With the patient’s consent, the data are then collated and disseminated to companies to give them a comprehensive understanding of the disease, and consequently, design clinical trials, determine what endpoints and biomarkers are relevant, and even educate payers and insurance companies so they can cover the drugs upon approval.
There’s a lot that patients can contribute to in terms of research that doesn’t necessarily involve participating in a clinical trial, she added.
“For example, some of this data could be used to support and eliminate the need for a placebo control arm because you’re just looking at data that already exists in the real world around patients and their natural progression of disease,” Yu said. “And so that’s certainly something that everyone is very focused on and hoping to use the data for.”
Sound familiar? A New York-based tech company called Flatiron Health that was swallowed by Swiss giant Roche in 2018, has similar plans to use real-world evidence to replace more traditional clinical trial data to help the FDA make decisions for cancer drugs.
But traditional randomized controlled trials (RCTs) are considered the gold standard to prove if a compound or intervention is safe and effective for its intended use — they are used to show that a benefit or adverse event observed is not a matter of chance or bias.
But given limitations such as strict inclusion criteria, which typically disqualify older patients and those suffering from co-morbidities, RCTs can be an inaccurate representation of patients in the real world. But skeptics criticize that relying solely on real-world evidence could be dangerous, as the process has the potential to introduce researcher biases, and is not subject to the same methodological rigor.
That being said, unlike cancer drug development, rare disease trials are often hampered by slow enrollment due to the scarcity of patients — and the FDA requires a much smaller body of evidence for decision making. Sarepta Therapeutics’ pioneering Duchenne muscular dystrophy (DMD) drug Exondys 51, for instance, was approved on the basis of a tiny non-placebo controlled trial that compared the effect of the drug to the natural course of the disease.
Despite stiff opposition from within and outside the agency from critics who said data were insufficient to warrant approval, the FDA cleared the drug for use in a subset of patients with the rare muscle-wasting disease in 2016, prompting some to suggest the agency had bowed to pressure from patient advocates. Only in 2019 did Sarepta submit plans for a confirmatory trial, which is expected to be completed by 2024. But in the meantime, the company has since secured another DMD approval on the basis of a 24 patient study.

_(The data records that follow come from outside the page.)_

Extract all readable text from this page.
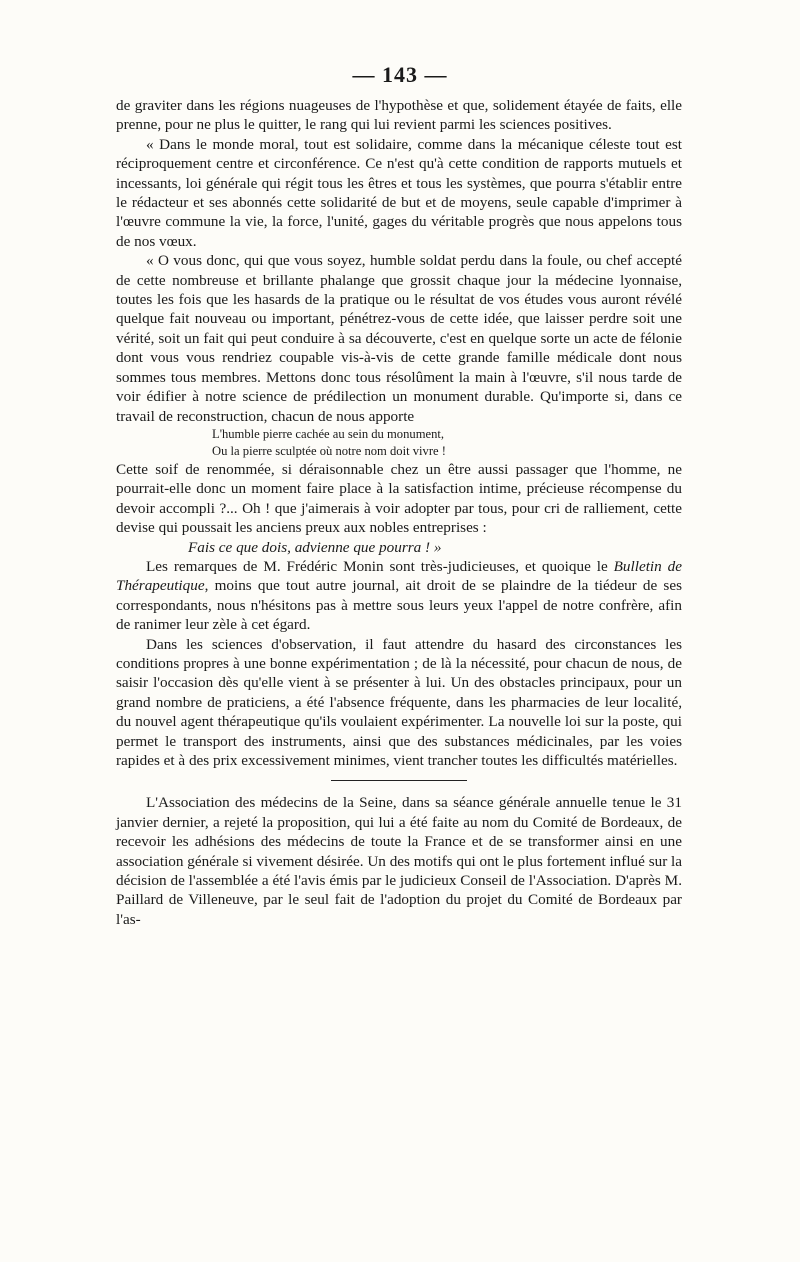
— 143 —

de graviter dans les régions nuageuses de l'hypothèse et que, solidement étayée de faits, elle prenne, pour ne plus le quitter, le rang qui lui revient parmi les sciences positives.

« Dans le monde moral, tout est solidaire, comme dans la mécanique céleste tout est réciproquement centre et circonférence. Ce n'est qu'à cette condition de rapports mutuels et incessants, loi générale qui régit tous les êtres et tous les systèmes, que pourra s'établir entre le rédacteur et ses abonnés cette solidarité de but et de moyens, seule capable d'imprimer à l'œuvre commune la vie, la force, l'unité, gages du véritable progrès que nous appelons tous de nos vœux.

« O vous donc, qui que vous soyez, humble soldat perdu dans la foule, ou chef accepté de cette nombreuse et brillante phalange que grossit chaque jour la médecine lyonnaise, toutes les fois que les hasards de la pratique ou le résultat de vos études vous auront révélé quelque fait nouveau ou important, pénétrez-vous de cette idée, que laisser perdre soit une vérité, soit un fait qui peut conduire à sa découverte, c'est en quelque sorte un acte de félonie dont vous vous rendriez coupable vis-à-vis de cette grande famille médicale dont nous sommes tous membres. Mettons donc tous résolûment la main à l'œuvre, s'il nous tarde de voir édifier à notre science de prédilection un monument durable. Qu'importe si, dans ce travail de reconstruction, chacun de nous apporte

L'humble pierre cachée au sein du monument,

Ou la pierre sculptée où notre nom doit vivre !

Cette soif de renommée, si déraisonnable chez un être aussi passager que l'homme, ne pourrait-elle donc un moment faire place à la satisfaction intime, précieuse récompense du devoir accompli ?... Oh ! que j'aimerais à voir adopter par tous, pour cri de ralliement, cette devise qui poussait les anciens preux aux nobles entreprises :

Fais ce que dois, advienne que pourra ! »

Les remarques de M. Frédéric Monin sont très-judicieuses, et quoique le Bulletin de Thérapeutique, moins que tout autre journal, ait droit de se plaindre de la tiédeur de ses correspondants, nous n'hésitons pas à mettre sous leurs yeux l'appel de notre confrère, afin de ranimer leur zèle à cet égard.

Dans les sciences d'observation, il faut attendre du hasard des circonstances les conditions propres à une bonne expérimentation ; de là la nécessité, pour chacun de nous, de saisir l'occasion dès qu'elle vient à se présenter à lui. Un des obstacles principaux, pour un grand nombre de praticiens, a été l'absence fréquente, dans les pharmacies de leur localité, du nouvel agent thérapeutique qu'ils voulaient expérimenter. La nouvelle loi sur la poste, qui permet le transport des instruments, ainsi que des substances médicinales, par les voies rapides et à des prix excessivement minimes, vient trancher toutes les difficultés matérielles.

L'Association des médecins de la Seine, dans sa séance générale annuelle tenue le 31 janvier dernier, a rejeté la proposition, qui lui a été faite au nom du Comité de Bordeaux, de recevoir les adhésions des médecins de toute la France et de se transformer ainsi en une association générale si vivement désirée. Un des motifs qui ont le plus fortement influé sur la décision de l'assemblée a été l'avis émis par le judicieux Conseil de l'Association. D'après M. Paillard de Villeneuve, par le seul fait de l'adoption du projet du Comité de Bordeaux par l'as-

Yu, who previously worked with consumer genetics company 23andme, set up RDMD in late 2017 soon after co-founder Onno Faber was diagnosed with a rare genetic disease called NF2 (Neurofibromatosis Type 2), which affects 1 in 30,000 people.
“And so when we got together, it was really to figure out how do we tackle this — there are 7000 conditions and like one in 10 people have a rare disease that in aggregate, it’s a really big problem,” she noted.
On Thursday, the company also unveiled a partnership with Belgium-based drugmaker UCB for up to five years to work on progressive supranuclear palsy (PSP), a rare neurodegenerative disease.
In addition, RDMD is also partnering with patient advocacy organizations and physician consortiums across 12 conditions, including the Children’s Tumor Foundation, Cure Sanfilippo Foundation and National Tay-Sachs & Allied Diseases Association.
The Series A round also included the participation of existing seed investors Lux Capital, Village Global and Garuda Ventures, and new investor Maveron. The money will be used, among other things, to expand into a further 20 rare conditions and ensure the continuity of research programs throughout the Covid-19 pandemic.